The miniature inside the frame shows Christ being worshipped by the Virgin Mary, St Joseph and the angels, all beneath a building virtually in ruins with a wooden, gabled roof. An elderly St Joseph, as suggested by his grey hair and beard, kneels on one knee – as the male figures in this codex are often shown. He smiles and opens his arms with his palms turned upwards to convey surprise, just as Jean Colombe had depicted him three decades earlier in the Pontifical of Jean Cœur (f. 61r). The Virgin Mary then appears as in previous illustrations with her hair loose, a grey tunic and a wide, blue cloak trimmed with gold. She looks at her son and adores him on her knees with her hands joined. The next figure is that of Christ naked upon a cloth on the hay in the manger. To his right are two angels kneeling in adoration. Golden rays shine down upon Christ from heaven to indicate the divine presence. The ox and ass behind them feature a certain naturalism – unlike Jean Colombe’s usual manner – and are accurately foreshortened, thereby giving an impression of depth: an indication of a later period in the art of Jean Colombe’s atelier. The landscape is snow-covered and is similar, in this respect and as regards the representation of certain peasants at work, to the illustration of the month of February in Les très riches heures du duc de Berry (f. 2v), which dates this manuscript, as we saw earlier, after the commissions made by the dukes of Savoy.

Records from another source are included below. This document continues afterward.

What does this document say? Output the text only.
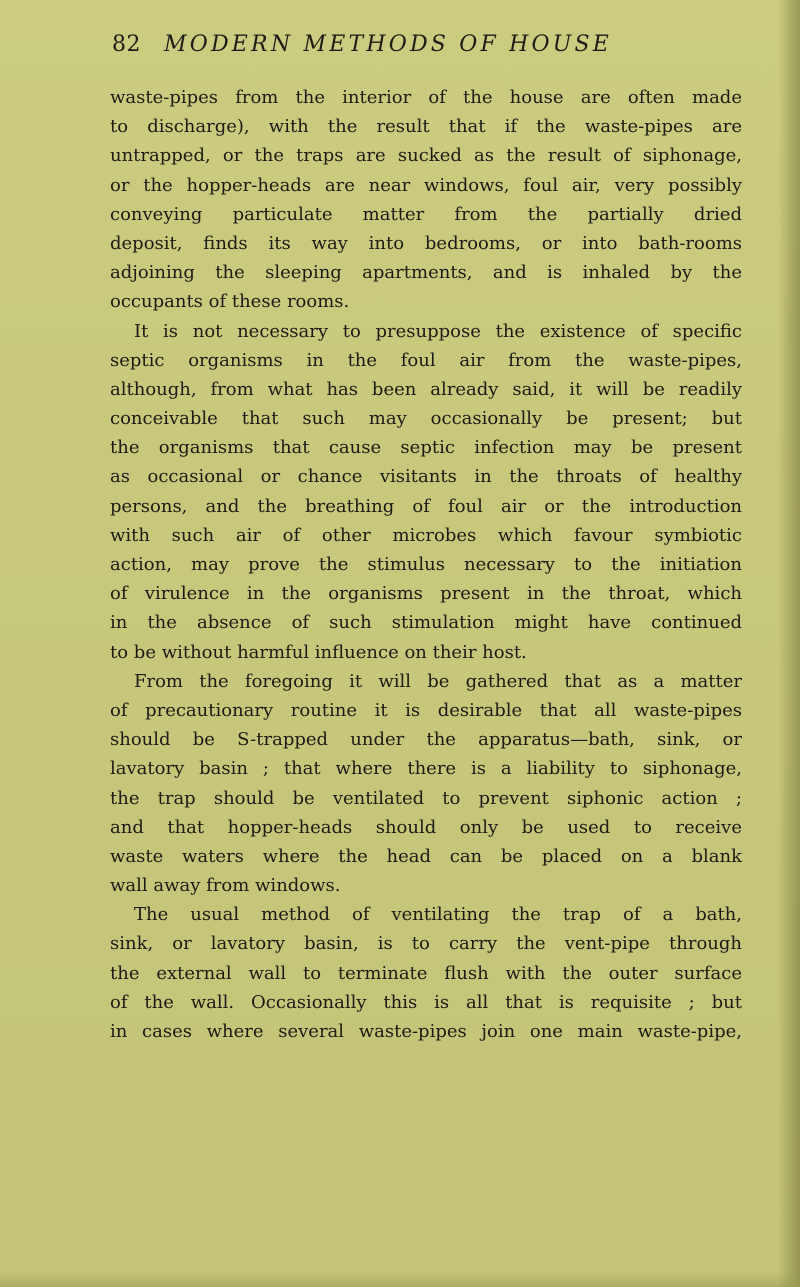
82 MODERN METHODS OF HOUSE
waste-pipes from the interior of the house are often made
to discharge), with the result that if the waste-pipes are
untrapped, or the traps are sucked as the result of siphonage,
or the hopper-heads are near windows, foul air, very possibly
conveying particulate matter from the partially dried
deposit, finds its way into bedrooms, or into bath-rooms
adjoining the sleeping apartments, and is inhaled by the
occupants of these rooms.
It is not necessary to presuppose the existence of specific
septic organisms in the foul air from the waste-pipes,
although, from what has been already said, it will be readily
conceivable that such may occasionally be present; but
the organisms that cause septic infection may be present
as occasional or chance visitants in the throats of healthy
persons, and the breathing of foul air or the introduction
with such air of other microbes which favour symbiotic
action, may prove the stimulus necessary to the initiation
of virulence in the organisms present in the throat, which
in the absence of such stimulation might have continued
to be without harmful influence on their host.
From the foregoing it will be gathered that as a matter
of precautionary routine it is desirable that all waste-pipes
should be S-trapped under the apparatus—bath, sink, or
lavatory basin ; that where there is a liability to siphonage,
the trap should be ventilated to prevent siphonic action ;
and that hopper-heads should only be used to receive
waste waters where the head can be placed on a blank
wall away from windows.
The usual method of ventilating the trap of a bath,
sink, or lavatory basin, is to carry the vent-pipe through
the external wall to terminate flush with the outer surface
of the wall. Occasionally this is all that is requisite ; but
in cases where several waste-pipes join one main waste-pipe,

Beneath the Nativity scene is a rectangular cartouche. The bottom scene features a pair of basket-handle arches, each over a prophet rolling up a long, uncoiled scroll, which should bear the text of their prophecies, to make space. The prophet on the left-hand side, points to the scene taking place above. He could be Isaiah, in which case his scroll should bear his prophecy about the advent of Christ (Is. 9: 6). The other is probably Micheas, whose prophecy, which should appear on the scroll held by the prophet, is about the birth of Christ in Bethlehem (Mic. 5: 1). Despite the feeble attempt to create a trompe-l’oeil effect, the system of representation adopted is that of Paris – as was to be usual in these scenes throughout the book, whose most distant sources date back, as we saw earlier, to certain works by the Master of Bedford.
The Nativity was interpreted in very different ways, many of which were not mutually exclusive. Hence, as Saint Augustine pointed out, the Nativity was a reflection of the Resurrection of Christ, whilst for St Gregory, it also represented the sacrament of the altar that serves as food for the faithful. According to Saint Ambrose and Saint Augustine, the ox and the ass, portrayed since their first appearance on Early Christian sarcophagi, represent the Jews (the ox) and (the Gentiles) the ass. These animals are known to have been depicted since the 4th century but it was not until the 6th century that they appeared in the apocryphal Gospel of pseudo-Matthew (c. 14), according to which, Mary “laid the Child in a manger and the ox and the ass adored him, thereby fulfilling the words of the prophet Isaiah: and the ox knew its master and the ass the manger of its lord”.